A fraud detection system aims at optimizing two conflicting goals. On the one hand, the system should maximize the detection of fraudulent transactions, a metric known as recall. On the other hand, it should also minimize the number of false positives, that is, the number of genuine transactions which are incorrectly predicted as frauds. Unless a perfect classifier can be designed, maximizing the recall comes at a cost in terms of false positives. The cost structure of a fraud detection system is however complex, if not impossible, to determine.

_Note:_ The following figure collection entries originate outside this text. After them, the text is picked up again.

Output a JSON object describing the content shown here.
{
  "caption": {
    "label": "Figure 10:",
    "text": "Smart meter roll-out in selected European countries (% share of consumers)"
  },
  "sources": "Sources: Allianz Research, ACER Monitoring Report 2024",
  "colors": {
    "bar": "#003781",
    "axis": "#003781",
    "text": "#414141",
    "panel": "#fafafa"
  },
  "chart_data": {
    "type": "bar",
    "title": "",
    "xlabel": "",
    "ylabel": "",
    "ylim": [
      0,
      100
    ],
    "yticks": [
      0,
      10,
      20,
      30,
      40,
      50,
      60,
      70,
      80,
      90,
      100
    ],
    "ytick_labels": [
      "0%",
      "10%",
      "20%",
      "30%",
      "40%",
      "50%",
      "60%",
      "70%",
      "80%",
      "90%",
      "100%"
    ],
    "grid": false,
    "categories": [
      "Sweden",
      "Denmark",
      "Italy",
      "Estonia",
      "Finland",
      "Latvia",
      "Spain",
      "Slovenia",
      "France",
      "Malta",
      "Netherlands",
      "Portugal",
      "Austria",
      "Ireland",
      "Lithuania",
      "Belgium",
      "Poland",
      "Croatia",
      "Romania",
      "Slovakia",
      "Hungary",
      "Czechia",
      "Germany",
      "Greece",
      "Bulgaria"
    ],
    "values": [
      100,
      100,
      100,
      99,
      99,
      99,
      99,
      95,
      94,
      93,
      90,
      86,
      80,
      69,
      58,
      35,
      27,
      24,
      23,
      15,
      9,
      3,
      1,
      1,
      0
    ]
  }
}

A common approach to circumvent this conflicting goal is to assess the recall and false positive rates for all possible decision thresholds. The resulting function is the Receiving Operating Characteristic (ROC) curve. The area under the ROC curve (known as AUC ROC) is the most widely used metric to assess the performance of fraud detection systems. This chapter highlighted that the AUC ROC is however poorly adapted to class imbalanced problems such as fraud detection. Two other metrics, the Average Precision (AP), and the daily Card Precision top-\(k\) (CP@k) were motivated to better characterize the performances of a CCFD.

The AUC ROC, AP, and CP@k are complementary. The AUC ROC reflects the accuracy of the detection system for all possible thresholds. The AP also reflects the accuracy of the detection system for all possible thresholds but gives more importance to regions of the decision thresholds where the precision remains high. Finally, the CP@k provides a more concrete metric for CCFD, by assessing the average daily precision of the system, assuming that a maximum of \(k\) cards can be checked daily by investigators.

Due to their complementarity, we recommend assessing the performance of a fraud system by using these three performance measures. All the techniques and methods presented in the next chapters will be assessed with these measures.